Ketua Komisi X DPR, Hetifah Sjaifudian, mendesak Kementerian Pemuda dan Olahraga (Kemenpora) untuk menjalankan proses diplomasi dengan Komite Olimpiade Internasional (IOC) setelah sanksi mengenai penolakan atlet Israel di Kejuaraan Dunia Senam 2025. Ia berpendapat bahwa sikap IOC seharusnya lebih objektif dan tidak menggunakan standar ganda terhadap Indonesia yang berkomitmen untuk menegakkan nilai-nilai kemanusiaan.
“IOC juga perlu menunjukkan objektivitas dan tidak mengutamakan standar ganda pada negara yang berjuang untuk nilai-nilai kemanusiaan,” ungkap Hetifah dalam keterangannya baru-baru ini. Ia menyoroti bahwa kebijakan Indonesia terkait visa untuk atlet Israel didasarkan pada prinsip kedaulatan nasional dan politik luar negeri yang aktif menolak penjajahan.
Dengan sikap ini, Hetifah menekankan bahwa Indonesia tidak melakukan diskriminasi terhadap atlet. Melainkan, langkah tersebut merupakan manifestasi konsistensi moral bangsa dalam membela kemanusiaan dan menunjukkan solidaritas kepada rakyat Palestina.
Menghadapi Sanksi dan Standar Ganda IOC
Menurut Hetifah, keputusan Indonesia untuk tidak memberikan visa kepada enam atlet Israel adalah keputusan yang konsisten dengan pendirian politik luar negeri negara. Ia menggarisbawahi bahwa ini bukan indikasi diskriminasi, melainkan langkah yang mencerminkan nilai-nilai yang dijunjung tinggi oleh bangsa Indonesia.
Lebih jauh, Hetifah menekankan perlunya jalur diplomasi yang terbuka untuk menengahi situasi ini. Komisi X DPR akan secara aktif melakukan pengawasan dan meminta penjelasan dari Kemenpora serta Komite Olimpiade Indonesia (KOI) dalam forum resmi untuk menjamin bahwa langkah selanjutnya selaras dengan kepentingan bangsa.

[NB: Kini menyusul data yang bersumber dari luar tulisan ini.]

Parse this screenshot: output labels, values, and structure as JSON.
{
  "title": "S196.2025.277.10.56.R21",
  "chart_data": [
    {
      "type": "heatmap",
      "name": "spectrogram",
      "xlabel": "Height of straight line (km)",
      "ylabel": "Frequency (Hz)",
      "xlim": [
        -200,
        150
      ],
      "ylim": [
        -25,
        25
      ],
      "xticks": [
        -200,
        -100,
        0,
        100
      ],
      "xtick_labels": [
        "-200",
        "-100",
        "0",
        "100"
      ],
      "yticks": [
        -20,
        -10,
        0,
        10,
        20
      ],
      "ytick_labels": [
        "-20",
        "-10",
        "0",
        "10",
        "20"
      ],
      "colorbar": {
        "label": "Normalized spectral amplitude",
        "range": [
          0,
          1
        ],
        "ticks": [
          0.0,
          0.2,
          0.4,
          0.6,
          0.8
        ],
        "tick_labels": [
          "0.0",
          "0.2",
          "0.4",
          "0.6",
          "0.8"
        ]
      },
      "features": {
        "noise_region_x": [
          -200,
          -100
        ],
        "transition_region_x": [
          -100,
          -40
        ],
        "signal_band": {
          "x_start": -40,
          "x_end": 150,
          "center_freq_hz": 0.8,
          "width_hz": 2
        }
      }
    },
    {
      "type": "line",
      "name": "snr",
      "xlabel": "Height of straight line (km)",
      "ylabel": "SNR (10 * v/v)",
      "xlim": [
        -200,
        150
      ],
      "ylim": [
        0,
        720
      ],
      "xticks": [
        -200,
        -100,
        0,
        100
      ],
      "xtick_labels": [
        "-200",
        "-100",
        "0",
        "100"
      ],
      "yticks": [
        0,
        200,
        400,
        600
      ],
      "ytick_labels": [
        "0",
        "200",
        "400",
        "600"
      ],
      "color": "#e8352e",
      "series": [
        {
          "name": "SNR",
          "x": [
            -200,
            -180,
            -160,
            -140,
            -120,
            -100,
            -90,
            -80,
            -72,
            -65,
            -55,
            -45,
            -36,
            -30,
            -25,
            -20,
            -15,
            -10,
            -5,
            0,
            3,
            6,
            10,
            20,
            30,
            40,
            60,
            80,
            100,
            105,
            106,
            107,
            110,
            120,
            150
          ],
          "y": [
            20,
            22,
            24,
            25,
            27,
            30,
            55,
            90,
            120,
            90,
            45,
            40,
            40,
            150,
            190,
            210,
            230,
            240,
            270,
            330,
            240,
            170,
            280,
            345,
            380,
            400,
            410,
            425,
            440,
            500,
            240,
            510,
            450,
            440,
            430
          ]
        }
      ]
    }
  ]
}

Dalam konteks ini, ia percaya pemerintah harus mengambil langkah-langkah diplomatis yang bijaksana untuk melindungi kehormatan Indonesia di arena olahraga internasional. “Olahraga dan politik seharusnya dapat dipisahkan tanpa mengorbankan nilai-nilai kemanusiaan yang dasar,” tambahnya.
Standar Ganda IOC dalam Penanganan Situasi Global
Diskusi mengenai sanksi IOC semakin intensif mengingat bagaimana organisasi ini menangani kasus-kasus di negara berbeda. IOC telah menjatuhkan sanksi kepada Rusia sebagai reaksi terhadap agresi militer terhadap Ukraina, tetapi menciptakan kesempatan bagi Israel untuk berpartisipasi dalam ajang olahraga tanpa memberikan sanksi yang setara setelah invasi ke Palestina.
Hal ini membuat banyak pihak mempertanyakan konsistensi dan integritas IOC dalam menanggapi berbagai situasi krisis internasional. Kedua situasi ini jelas menunjukkan perlunya dukungan bagi prinsip-prinsip kemanusiaan dari organisasi olahraga yang berprestise.
Namun, perkembangan terbaru menunjukkan bahwa setelah penolakan terhadap atlet Israel, IOC menghukum Indonesia dengan menghentikan seluruh komunikasi terkait penyelenggaraan Olimpiade dan ajang olahraga lainnya. Ini menjadi preseden yang mengkhawatirkan bagi banyak negara yang mencermati sikap IOC dalam mengatur partisipasi dalam olahraga internasional.
Solusi Diplomasi untuk Mengatasi Krisis Olahraga
Ketidakpuasan atas kebijakan IOC menjadikan penting bagi Indonesia untuk mendalami strategi diplomasi dalam menyelesaikan masalah ini. Untuk membuka kembali komunikasi dengan IOC, Indonesia diharuskan memberikan jaminan yang menyeluruh mengenai akses bagi semua atlet tanpa membedakan kewarganegaraan.
Dalam konteks ini, Hetifah menegaskan bahwa penting untuk menegakkan dialog yang konstruktif dan mengelola isu ini dengan cara yang dapat mempermudah pengertian antara IOC dan Indonesia. Dengan demikian, diharapkan hubungan dapat kembali pulih demi kepentingan bersama di dunia olahraga.
Ia mengungkapkan keyakinan bahwa kerja sama internasional dalam olahraga tidak harus terputus karena pandangan politik yang berbeda. Lebih penting, upaya bersama untuk mempromosikan nilai-nilai kemanusiaan menjadi fokus utama dalam olahraga global.